SURVIVING THE DOWNTURN-3

Background

This post follows on from earlier ones of April 25th and April 16th which were titled 'Surviving the Downturn' with emphasis on prognosis for the Scottish tourism industry.

Today, I am focusing on two aspects of the industry, namely climate change/emissions and quality of the visitor experience

Cruise Ships

Over the years I have arranged-and personally delivered-various day trips from cruise ships, mainly from Greenock but also Edinburgh.In the course of my tours I have had numerous encounters with cruise ship coach groups at Loch Ness (ex-Invergordon) and on Orkney.

Until very recently, I was oblivious to the fact that a single cruise ship can emit as much pollution as 700 trucks and as much particulate matter as a million cars. This pollution is exacerbated when visiting ships disgorge hundreds, sometimes thousands of their guests into fleets of tour buses for day trips at various ports as the vessels circumnavigate the country.

Ranked by 'wow factor' and quality of experience I doubt if the tour bus trips rank much higher than medium quality. Over and above that consideration, what is the economic benefit to the local communities where the ships berth?
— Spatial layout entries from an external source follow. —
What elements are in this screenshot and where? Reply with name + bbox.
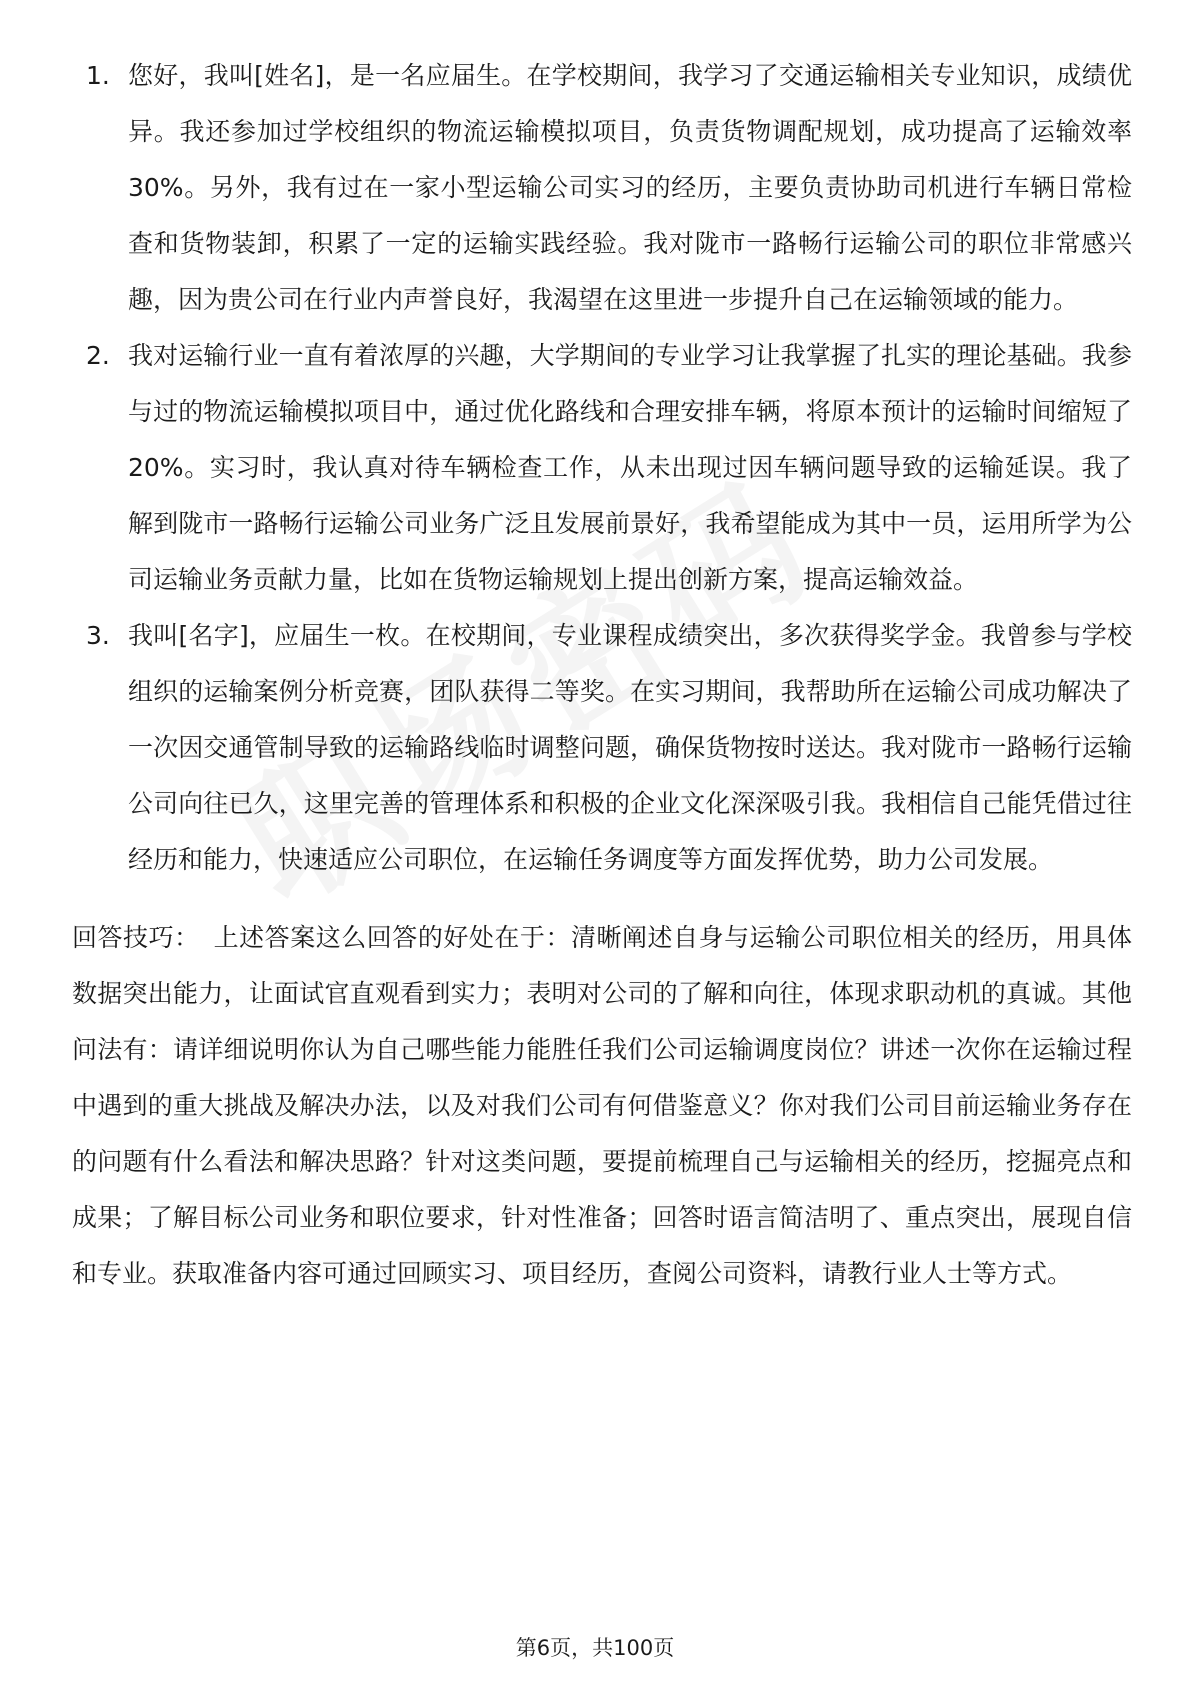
answer-tips (72, 910, 1132, 1302)
tips-text: 上述答案这么回答的好处在于：清晰阐述自身与运输公司职位相关的经历，用具体数据突出能力，让面试官直观看到实力；表明对公司的了解和向往，体现求职动机的真诚。其他问法有：请详细说明你认为自己哪些能力能胜任我们公司运输调度岗位？讲述一次你在运输过程中遇到的重大挑战及解决办法，以及对我们公司有何借鉴意义？你对我们公司目前运输业务存在的问题有什么看法和解决思路？针对这类问题，要提前梳理自己与运输相关的经历，挖掘亮点和成果；了解目标公司业务和职位要求，针对性准备；回答时语言简洁明了、重点突出，展现自信和专业。获取准备内容可通过回顾实习、项目经历，查阅公司资料，请教行业人士等方式。 (72, 923, 1132, 1288)
answer-text: 您好，我叫[姓名]，是一名应届生。在学校期间，我学习了交通运输相关专业知识，成绩优异。我还参加过学校组织的物流运输模拟项目，负责货物调配规划，成功提高了运输效率 30%。另外，我有过在一家小型运输公司实习的经历，主要负责协助司机进行车辆日常检查和货物装卸，积累了一定的运输实践经验。我对陇市一路畅行运输公司的职位非常感兴趣，因为贵公司在行业内声誉良好，我渴望在这里进一步提升自己在运输领域的能力。 (128, 61, 1132, 314)
answer-text: 我对运输行业一直有着浓厚的兴趣，大学期间的专业学习让我掌握了扎实的理论基础。我参与过的物流运输模拟项目中，通过优化路线和合理安排车辆，将原本预计的运输时间缩短了 20%。实习时，我认真对待车辆检查工作，从未出现过因车辆问题导致的运输延误。我了解到陇市一路畅行运输公司业务广泛且发展前景好，我希望能成为其中一员，运用所学为公司运输业务贡献力量，比如在货物运输规划上提出创新方案，提高运输效益。 (128, 341, 1132, 594)
answer-number: 3. (86, 621, 110, 650)
answer-item-3 (72, 608, 1132, 888)
document-body (72, 48, 1132, 1327)
answer-list (72, 48, 1132, 888)
answer-item-1 (72, 48, 1132, 328)
answer-number: 1. (86, 61, 110, 90)
page-number: 第6页，共100页 (515, 1636, 675, 1660)
answer-text: 我叫[名字]，应届生一枚。在校期间，专业课程成绩突出，多次获得奖学金。我曾参与学校组织的运输案例分析竞赛，团队获得二等奖。在实习期间，我帮助所在运输公司成功解决了一次因交通管制导致的运输路线临时调整问题，确保货物按时送达。我对陇市一路畅行运输公司向往已久，这里完善的管理体系和积极的企业文化深深吸引我。我相信自己能凭借过往经历和能力，快速适应公司职位，在运输任务调度等方面发挥优势，助力公司发展。 (128, 621, 1132, 874)
answer-number: 2. (86, 341, 110, 370)
page-footer (0, 1632, 1190, 1662)
tips-label: 回答技巧： (72, 923, 200, 952)
answer-item-2 (72, 328, 1132, 608)
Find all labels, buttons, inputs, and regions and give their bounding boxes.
Most of the guests would purchase a meal and maybe a souvenir at the tourist traps where they are deposited, say USD30.00 p.p., not at the berthing ports.

I would imagine the financial benefit from the bus trip would accrue to (a) the local bus companies (b) tour guides, and (c) cruise ship operator via commissions for the trips.Is this a satisfactory trade-off for the emissions and damage to the environment (ship and buses combined)?

Quality of Experience

There seems to be an emerging consensus to effect that a return to 2018/2019 levels of visitor numbers may not occur for around three years during which period a considerable element  (maybe 20-30 pct. of total) of tourist industry businesses will have disappeared.

During this interregnum there is a case for industry leaders to consult widely with participants to determine where Scotland is to be positioned in the future, maybe a 'smarter' more upscale offering, away from the 'tartan and shortbread' stereotype? In this connection, could consideration be given to devising training and career paths to encourage local people to participate in the hospitality industry?


Summary

Clearly, the Scottish tourism industry is facing a downturn of a ferocity unprecedented since World War 2. However, the opportunity should be taken to re-group and re-position with emphasis on a sustainable range of products designed for the future with climatic considerations to the fore.